The Acting Company performed “Odyssey” at Lenfest Center for the Arts on Oct. 9.

Adapted and directed by Lisa Peterson, “Odyssey” sheds light on the refugee camp experience while sharing a beloved classic through migrants’ perspective.

“I enjoyed how they adapted the plot,” Mariah Scott, ’25, said. “From the synopsis, I was confused. But after viewing the show, I saw how effective the idea was.”

Four refugees use the classic tale to pass the time in a migrant camp, waiting for buses to take them to a new destination. They use literary work as a medium to tell personal stories, fears and aspirations.

The Acting Company is the only professional theater that focuses on the development of young classical actors. For 110 minutes, an all-female cast presented Emily Wilson’s translation of the “Odyssey” without intermissions or scene changes.

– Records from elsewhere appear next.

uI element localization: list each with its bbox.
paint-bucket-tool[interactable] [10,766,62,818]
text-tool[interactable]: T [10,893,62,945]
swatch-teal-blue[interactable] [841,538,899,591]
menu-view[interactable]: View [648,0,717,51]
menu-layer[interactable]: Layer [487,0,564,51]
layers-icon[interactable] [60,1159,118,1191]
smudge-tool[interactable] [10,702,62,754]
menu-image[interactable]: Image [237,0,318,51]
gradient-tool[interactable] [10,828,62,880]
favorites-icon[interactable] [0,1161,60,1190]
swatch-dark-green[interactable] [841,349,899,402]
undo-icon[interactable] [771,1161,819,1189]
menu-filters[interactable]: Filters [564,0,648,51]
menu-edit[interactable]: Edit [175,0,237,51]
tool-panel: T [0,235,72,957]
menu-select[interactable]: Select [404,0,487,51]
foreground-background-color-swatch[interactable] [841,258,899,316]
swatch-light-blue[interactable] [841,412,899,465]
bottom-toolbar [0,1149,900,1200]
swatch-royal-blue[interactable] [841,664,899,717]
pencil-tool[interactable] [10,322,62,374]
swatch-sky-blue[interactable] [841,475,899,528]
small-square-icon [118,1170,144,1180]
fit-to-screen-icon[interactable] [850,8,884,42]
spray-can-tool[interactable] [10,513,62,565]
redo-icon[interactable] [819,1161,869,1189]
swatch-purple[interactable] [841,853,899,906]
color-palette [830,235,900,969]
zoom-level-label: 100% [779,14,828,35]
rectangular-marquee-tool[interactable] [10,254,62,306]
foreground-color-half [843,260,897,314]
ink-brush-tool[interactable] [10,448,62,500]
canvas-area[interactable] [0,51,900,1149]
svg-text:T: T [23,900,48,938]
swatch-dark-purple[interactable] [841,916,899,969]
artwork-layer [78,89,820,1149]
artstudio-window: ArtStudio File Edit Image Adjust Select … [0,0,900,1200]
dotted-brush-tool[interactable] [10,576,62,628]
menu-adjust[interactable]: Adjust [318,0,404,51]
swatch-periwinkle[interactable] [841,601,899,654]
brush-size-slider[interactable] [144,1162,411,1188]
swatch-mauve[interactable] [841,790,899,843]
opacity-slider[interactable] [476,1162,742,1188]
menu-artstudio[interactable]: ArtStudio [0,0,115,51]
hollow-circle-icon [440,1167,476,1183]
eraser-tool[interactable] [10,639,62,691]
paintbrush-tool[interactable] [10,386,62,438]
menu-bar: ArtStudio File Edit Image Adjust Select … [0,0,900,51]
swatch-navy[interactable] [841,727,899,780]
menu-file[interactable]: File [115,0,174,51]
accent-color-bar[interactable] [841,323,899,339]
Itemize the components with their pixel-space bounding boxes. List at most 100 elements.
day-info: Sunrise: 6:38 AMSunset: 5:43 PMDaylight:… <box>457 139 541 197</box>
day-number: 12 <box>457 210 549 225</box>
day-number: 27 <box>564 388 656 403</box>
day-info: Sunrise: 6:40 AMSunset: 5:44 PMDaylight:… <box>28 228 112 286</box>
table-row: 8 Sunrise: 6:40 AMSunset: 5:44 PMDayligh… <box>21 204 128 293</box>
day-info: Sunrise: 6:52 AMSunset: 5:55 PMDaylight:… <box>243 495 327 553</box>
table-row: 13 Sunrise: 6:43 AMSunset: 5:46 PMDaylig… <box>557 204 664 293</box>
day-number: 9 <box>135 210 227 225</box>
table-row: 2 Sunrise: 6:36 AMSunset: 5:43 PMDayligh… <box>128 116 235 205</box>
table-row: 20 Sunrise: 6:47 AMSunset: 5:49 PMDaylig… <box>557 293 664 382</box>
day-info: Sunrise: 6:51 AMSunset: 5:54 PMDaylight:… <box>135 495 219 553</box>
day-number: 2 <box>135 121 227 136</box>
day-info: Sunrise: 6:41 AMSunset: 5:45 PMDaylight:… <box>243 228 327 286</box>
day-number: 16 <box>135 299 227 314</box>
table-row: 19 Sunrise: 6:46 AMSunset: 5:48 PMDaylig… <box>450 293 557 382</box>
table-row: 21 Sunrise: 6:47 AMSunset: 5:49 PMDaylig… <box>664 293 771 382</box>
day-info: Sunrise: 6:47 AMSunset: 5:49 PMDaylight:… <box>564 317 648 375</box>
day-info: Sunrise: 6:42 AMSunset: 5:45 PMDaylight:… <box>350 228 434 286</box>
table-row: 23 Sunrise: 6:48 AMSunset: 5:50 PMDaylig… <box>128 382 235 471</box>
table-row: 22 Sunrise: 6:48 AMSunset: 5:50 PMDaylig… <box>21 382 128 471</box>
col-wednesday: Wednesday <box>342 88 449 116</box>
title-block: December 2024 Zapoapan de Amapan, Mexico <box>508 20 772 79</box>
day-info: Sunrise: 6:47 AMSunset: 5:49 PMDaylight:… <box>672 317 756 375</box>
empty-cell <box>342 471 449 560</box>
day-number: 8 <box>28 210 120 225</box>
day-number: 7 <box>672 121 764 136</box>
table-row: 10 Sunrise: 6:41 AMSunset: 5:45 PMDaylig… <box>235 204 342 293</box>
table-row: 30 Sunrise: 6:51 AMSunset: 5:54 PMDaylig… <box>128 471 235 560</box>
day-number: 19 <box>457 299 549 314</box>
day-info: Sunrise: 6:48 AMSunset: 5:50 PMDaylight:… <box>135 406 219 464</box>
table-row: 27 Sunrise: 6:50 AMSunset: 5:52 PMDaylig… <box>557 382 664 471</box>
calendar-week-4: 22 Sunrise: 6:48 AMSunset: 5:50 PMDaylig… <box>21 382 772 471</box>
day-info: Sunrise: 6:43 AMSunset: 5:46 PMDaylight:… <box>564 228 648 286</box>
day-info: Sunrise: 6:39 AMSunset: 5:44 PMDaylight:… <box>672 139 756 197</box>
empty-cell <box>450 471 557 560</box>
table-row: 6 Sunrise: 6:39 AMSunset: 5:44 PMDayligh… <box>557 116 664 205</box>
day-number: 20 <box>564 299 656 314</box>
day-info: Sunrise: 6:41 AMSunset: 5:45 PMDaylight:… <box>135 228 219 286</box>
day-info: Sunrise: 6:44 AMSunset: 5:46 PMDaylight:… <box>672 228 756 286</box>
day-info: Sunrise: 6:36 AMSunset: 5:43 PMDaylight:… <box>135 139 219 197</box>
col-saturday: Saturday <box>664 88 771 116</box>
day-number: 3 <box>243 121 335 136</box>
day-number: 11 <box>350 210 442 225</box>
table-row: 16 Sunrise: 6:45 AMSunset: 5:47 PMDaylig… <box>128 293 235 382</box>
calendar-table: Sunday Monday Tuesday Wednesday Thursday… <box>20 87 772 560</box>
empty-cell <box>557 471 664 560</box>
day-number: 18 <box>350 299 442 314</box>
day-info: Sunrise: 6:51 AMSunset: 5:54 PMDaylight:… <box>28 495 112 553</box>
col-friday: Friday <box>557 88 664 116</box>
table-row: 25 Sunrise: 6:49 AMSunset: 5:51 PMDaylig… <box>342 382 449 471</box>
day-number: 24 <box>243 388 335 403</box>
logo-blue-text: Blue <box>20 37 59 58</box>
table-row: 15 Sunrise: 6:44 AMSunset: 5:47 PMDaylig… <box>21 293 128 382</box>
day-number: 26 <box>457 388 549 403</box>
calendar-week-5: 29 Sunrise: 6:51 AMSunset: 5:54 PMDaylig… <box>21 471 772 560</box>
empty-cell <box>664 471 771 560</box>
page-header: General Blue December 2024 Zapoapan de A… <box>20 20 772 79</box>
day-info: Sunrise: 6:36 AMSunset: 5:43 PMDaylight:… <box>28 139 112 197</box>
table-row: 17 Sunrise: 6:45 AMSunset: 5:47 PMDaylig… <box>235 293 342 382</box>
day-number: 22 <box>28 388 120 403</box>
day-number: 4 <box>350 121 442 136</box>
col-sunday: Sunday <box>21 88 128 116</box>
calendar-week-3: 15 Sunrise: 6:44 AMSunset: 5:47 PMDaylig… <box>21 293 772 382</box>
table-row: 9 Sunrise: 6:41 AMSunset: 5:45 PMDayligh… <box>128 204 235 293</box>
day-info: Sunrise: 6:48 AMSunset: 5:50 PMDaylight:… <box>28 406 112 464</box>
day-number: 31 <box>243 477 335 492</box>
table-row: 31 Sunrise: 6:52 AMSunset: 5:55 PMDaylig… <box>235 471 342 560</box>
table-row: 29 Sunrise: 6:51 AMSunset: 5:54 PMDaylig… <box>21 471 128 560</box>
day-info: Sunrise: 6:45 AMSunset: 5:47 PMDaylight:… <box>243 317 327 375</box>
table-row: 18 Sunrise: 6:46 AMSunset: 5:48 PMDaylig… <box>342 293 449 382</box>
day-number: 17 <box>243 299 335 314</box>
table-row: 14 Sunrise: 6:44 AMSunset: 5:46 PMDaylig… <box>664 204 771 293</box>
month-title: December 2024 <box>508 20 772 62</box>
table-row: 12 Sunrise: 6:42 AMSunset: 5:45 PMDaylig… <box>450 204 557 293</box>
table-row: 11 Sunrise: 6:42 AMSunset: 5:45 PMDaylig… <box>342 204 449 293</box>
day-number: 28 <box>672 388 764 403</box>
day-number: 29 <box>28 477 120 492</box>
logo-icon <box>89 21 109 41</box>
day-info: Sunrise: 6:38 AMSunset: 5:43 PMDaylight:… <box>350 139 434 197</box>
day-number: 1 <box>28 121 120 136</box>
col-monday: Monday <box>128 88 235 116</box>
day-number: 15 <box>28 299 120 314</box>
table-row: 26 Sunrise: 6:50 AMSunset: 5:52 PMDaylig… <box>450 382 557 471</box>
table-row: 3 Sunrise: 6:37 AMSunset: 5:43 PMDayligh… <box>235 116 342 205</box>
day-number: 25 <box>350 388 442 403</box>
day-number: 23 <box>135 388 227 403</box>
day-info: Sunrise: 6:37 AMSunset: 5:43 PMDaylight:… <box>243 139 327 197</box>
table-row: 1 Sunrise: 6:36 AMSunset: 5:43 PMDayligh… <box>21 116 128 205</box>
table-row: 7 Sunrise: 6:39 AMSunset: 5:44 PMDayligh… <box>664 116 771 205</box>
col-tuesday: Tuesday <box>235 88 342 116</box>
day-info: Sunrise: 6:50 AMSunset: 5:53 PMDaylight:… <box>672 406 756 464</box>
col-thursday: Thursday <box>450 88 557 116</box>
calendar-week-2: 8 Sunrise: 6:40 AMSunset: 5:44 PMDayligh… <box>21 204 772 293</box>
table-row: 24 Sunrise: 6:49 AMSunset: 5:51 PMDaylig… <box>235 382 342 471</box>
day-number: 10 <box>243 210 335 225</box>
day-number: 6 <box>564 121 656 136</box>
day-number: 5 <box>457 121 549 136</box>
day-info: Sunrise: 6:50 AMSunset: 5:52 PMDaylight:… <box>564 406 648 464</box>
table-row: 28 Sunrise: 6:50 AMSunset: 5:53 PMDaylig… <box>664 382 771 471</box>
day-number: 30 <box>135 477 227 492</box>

“The cast were all very committed to their roles from the accents to the movement,” Scott said. “Throughout the show I was wondering if their accents were real because they sounded so good. Also, I loved how they were able to perform the whole show with the small amount of props on stage.”

The Acting Company used a limited amount of props but went all out with sound and light effects. Throughout the play, they used screens in the back of the scene to simulate water, storm and lightning. They also used live sound effects to imitate the voices of different monsters Odyssey faces on his way home.

“The lights and sound effects were great. It made me feel like I was right there with them and definitely in the scenes that took place in water, the lights and sounds worked well to tie me into the show,” Scott said.